Has there ever been a time there have been so many remakes of classic games in the works? In 2011 we had Star Fox 64 3D and Ocarina Of Time 3D but in just 24 hours last week The Legend Of Zelda: Wind Waker and Resident Evil Revelations were announced for Wii U. Throw in Monster Hunter 3: Ultimate and you've got a trio of remakes coming to Wii U this year.
It's strange. Some fans seem to request remakes and yet when they are announced you get more fans moaning about remakes, complaining that they'd rather play original games. We've seen so many Pokemon fans asking for Pokemon Snap on Wii U or remakes of Ruby and Sapphire.
In the case of Wind Waker, it seems that it is a game designed to keep the fans happy while they wait for the real Zelda Wii U game. It's not as though the remake is being released in place of an original game.
Still, there is a debate to be had over remakes. At what point does a game warrant or deserve a remake? I have a number of reasons why I think a game should, or indeed shouldn't, be remade.
Why games should be remade
1) Improved controls (Ocarina Of Time 3D, Okami)
We're all aware of games that have been let down by clunky or unnatural control schemes. The most famous example of this is probably the original Ocarina of Time: constantly swapping the heavy boots on and off in the Water Temple was an absolute nightmare, and even led to me giving up the entire game in frustration.
Reading back through interviews with Eiji Aonuma, it's something that bugged him for years so you can see why, given the opportunity on 3DS, Nintendo should remake the N64 classic. Not only were they able to improve the visuals but also right the wrongs of the Water Temple. You see, when a developer has an idea for how controls could be improved, there's definitely a strong argument for remaking a game.

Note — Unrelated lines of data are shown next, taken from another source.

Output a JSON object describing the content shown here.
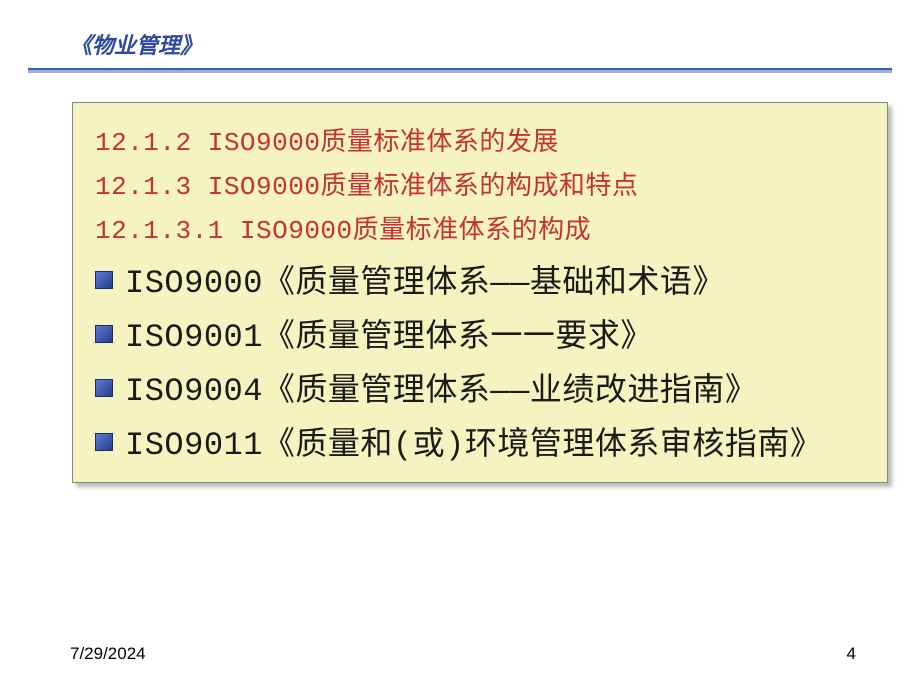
{
  "header": {
    "title": "《物业管理》"
  },
  "content": {
    "headings": [
      "12.1.2 ISO9000质量标准体系的发展",
      "12.1.3 ISO9000质量标准体系的构成和特点",
      "12.1.3.1 ISO9000质量标准体系的构成"
    ],
    "bullets": [
      "ISO9000《质量管理体系——基础和术语》",
      "ISO9001《质量管理体系一一要求》",
      "ISO9004《质量管理体系——业绩改进指南》",
      "ISO9011《质量和(或)环境管理体系审核指南》"
    ]
  },
  "footer": {
    "date": "7/29/2024",
    "page": "4"
  },
  "colors": {
    "header_text": "#2d4a9e",
    "divider": "#3a5bb8",
    "content_bg": "#f5f3c0",
    "heading_text": "#c83232",
    "bullet_text": "#1a1a1a",
    "bullet_icon_start": "#5a7ad8",
    "bullet_icon_end": "#2a3e8a"
  }
}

Also, newer technology allows for a whole new control scheme to be implemented. Metroid Prime Trilogy is a prime example of this: the Wii Remote offers an excellent control scheme for first person shooters so it's only natural that the developers may want to revisit the game to make use of something that wasn't available at the time of the game's development.
Okami, for example, makes more sense on Wii than it ever did on PS2, thanks to the Wii Remote.